Both consultants agreed that fluids were excessively administered, potentially contributing to cerebral edema and rapidly decreased glucose levels.
The treating pediatric endocrinologist thought the patient developed DKA because he did not take his insulin. The consultants and pediatric endocrinologist believed the patient may have survived if care had been sought earlier.
They believed the patient’s incorrect initial weight measurement skewed fluid replacement calculations, and that early administration of mannitol could have addressed potential brain swelling. The endocrinologist thought the patient’s glucose level fell at an acceptable rate, but fluid records were unclear and I/O documentation was inaccurate.
The endocrinologist asserted that the patient’s mortality rate was 50% with a 6.84 pH level. Although it is common for DKA patients to have mild cerebral edema, literature on the topic is inconclusive around whether progression to brain herniation is related to the treatment or the disease.
The endocrinologist criticized Pediatrician B for delaying the initial assessment in the ICU. It was noted that the hospital did not have a pediatric ICU, pediatric DKA protocol, or pediatric ICU nurses, and that the treating physician gave the hospital a pediatric DKA protocol that was not implemented.
Consultants for both the plaintiff and the defense were critical of the patient’s care. These consultants thought the patient received excessive fluid and insulin that caused complications. The plaintiff’s expert thought it caused the cerebral edema, brain herniation, and eventual death. The defense expert thought the patient should have been treated using a pediatric DKA protocol. The defense thought the physicians did not understand the cause of the patient’s seizures or recognize subsequent brain herniation when elevated blood pressure was an indicator.
The case was settled on behalf of Pediatrician A and Pediatrician B. The cases against the hospital, Emergency Medicine Physician A, and pediatric endocrinologist are ongoing.
Risk management considerations
Treatment of pediatric patients can require specialized training and protocols. At times, the need for such specialized pediatric care in non-pediatric emergency departments or hospitals can present a challenge. Effective communication, coordination of care, and complete and contemporaneous documentation remain crucial during emergency pediatric care.

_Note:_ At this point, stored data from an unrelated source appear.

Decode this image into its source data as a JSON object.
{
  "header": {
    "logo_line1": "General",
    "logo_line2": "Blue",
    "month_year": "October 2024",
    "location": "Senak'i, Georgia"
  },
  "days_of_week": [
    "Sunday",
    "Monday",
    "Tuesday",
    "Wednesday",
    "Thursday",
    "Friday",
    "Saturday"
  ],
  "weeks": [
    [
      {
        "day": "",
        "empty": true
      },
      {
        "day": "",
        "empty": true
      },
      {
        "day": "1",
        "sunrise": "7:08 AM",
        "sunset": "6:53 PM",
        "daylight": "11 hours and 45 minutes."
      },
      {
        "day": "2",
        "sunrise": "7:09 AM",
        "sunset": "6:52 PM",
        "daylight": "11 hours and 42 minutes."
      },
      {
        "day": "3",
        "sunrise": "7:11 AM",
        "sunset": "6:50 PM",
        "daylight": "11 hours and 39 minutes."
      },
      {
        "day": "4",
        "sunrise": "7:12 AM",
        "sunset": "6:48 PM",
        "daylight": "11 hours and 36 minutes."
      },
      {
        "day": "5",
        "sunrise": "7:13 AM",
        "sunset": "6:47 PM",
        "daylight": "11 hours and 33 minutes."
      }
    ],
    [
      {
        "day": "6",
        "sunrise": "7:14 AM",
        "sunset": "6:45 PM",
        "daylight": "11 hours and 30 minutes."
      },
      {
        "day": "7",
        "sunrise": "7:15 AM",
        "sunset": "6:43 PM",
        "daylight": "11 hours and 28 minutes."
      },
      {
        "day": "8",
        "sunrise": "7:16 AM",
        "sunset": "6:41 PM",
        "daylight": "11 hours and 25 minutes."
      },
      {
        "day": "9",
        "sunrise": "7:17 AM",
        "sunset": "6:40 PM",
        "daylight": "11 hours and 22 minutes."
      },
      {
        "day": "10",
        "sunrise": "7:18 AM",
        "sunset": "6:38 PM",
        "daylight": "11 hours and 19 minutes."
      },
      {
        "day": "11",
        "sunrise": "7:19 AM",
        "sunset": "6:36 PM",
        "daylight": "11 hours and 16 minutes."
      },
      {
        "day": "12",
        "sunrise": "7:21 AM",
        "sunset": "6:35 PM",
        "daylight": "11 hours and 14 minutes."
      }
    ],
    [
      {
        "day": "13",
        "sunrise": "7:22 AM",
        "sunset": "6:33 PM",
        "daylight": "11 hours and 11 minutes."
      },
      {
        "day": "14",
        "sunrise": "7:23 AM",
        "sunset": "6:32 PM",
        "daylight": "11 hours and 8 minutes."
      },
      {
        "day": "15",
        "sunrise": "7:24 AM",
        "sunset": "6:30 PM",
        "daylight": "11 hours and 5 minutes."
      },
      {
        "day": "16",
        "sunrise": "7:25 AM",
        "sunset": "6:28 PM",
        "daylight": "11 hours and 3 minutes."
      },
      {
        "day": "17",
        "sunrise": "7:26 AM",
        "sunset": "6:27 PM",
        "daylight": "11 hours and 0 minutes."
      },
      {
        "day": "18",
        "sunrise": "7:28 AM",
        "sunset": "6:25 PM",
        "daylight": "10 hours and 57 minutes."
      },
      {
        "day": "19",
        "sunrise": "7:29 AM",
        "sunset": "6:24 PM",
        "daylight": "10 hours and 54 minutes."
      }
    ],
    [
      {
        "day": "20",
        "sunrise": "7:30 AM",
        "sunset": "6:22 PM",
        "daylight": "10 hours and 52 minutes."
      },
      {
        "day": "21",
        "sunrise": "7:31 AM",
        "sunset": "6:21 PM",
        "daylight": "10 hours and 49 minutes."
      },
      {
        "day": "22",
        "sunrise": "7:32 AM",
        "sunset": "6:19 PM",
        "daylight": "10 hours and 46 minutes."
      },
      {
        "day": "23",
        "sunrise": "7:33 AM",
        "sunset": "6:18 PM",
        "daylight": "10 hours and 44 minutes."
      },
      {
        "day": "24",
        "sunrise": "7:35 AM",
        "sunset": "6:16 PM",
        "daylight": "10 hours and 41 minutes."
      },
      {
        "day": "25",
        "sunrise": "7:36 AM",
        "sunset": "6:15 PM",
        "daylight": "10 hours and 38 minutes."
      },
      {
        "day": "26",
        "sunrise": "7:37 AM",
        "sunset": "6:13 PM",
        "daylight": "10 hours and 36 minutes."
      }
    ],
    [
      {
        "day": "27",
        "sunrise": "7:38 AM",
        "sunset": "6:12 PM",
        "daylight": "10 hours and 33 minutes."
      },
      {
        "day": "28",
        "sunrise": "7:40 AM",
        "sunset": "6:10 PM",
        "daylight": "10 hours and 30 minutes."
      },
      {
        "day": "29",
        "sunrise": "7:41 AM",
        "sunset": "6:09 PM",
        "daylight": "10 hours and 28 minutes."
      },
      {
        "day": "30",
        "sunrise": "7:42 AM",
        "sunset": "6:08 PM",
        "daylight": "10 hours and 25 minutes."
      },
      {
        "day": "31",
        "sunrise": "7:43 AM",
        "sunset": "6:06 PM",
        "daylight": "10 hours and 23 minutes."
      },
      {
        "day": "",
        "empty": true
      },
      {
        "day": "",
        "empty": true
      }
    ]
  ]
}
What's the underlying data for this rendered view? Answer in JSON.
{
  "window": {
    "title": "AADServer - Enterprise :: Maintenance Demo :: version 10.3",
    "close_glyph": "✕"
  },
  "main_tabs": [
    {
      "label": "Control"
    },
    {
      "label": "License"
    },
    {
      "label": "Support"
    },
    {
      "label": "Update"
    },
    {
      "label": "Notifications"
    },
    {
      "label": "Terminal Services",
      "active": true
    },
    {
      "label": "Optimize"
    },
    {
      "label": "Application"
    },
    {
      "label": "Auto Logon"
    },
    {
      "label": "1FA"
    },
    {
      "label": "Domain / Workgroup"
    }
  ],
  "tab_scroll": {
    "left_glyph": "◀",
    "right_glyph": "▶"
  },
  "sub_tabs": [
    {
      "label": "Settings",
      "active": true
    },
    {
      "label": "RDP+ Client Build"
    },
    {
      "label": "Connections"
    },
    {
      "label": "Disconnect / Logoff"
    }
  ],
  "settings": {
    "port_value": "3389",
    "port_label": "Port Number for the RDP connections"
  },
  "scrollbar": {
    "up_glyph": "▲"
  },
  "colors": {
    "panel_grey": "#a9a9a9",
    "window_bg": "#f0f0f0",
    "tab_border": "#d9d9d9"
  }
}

The consultants were critical of the overall communication and coordination of care among the care team in this case. It is imperative that all communications that affect a medical decision be documented in the patient’s medical chart, so the information is available to other members of the care team.
The documentation of conversations or consults should also be reviewed by the care team to ensure informed decision-making. This supports continuity of care and the safety and quality of care provided to the patient. The consultants noted that the same treatment orders were made by three different physicians. It was unclear which orders were completed or if any staff members confirmed if all orders should be followed. An environment of open and direct communication among health care providers is essential to avoid duplication or omission of critical care.
Documentation was also found to be lacking in this case. Critical input and output values that are vital for the treatment of DKA were not consistently documented in the patient’s medical record. Also, hourly neurological evaluations, per DKA protocols, were not documented if they were administered. The ordering physician should review these results and document any actions or inactions on specific results and the rationale for the decision.
The incorrect weight of the patient also presented a significant challenge. Previous visit notes, laboratory and diagnostic results, vitals, nursing notes, and communications should be reviewed. Review of the patient’s medical chart provides, among other benefits, an opportunity to ensure accuracy, confirm orders have been completed, and promote continuity of care. Medical records must be comprehensive and contemporaneous for effective diagnosis and treatment.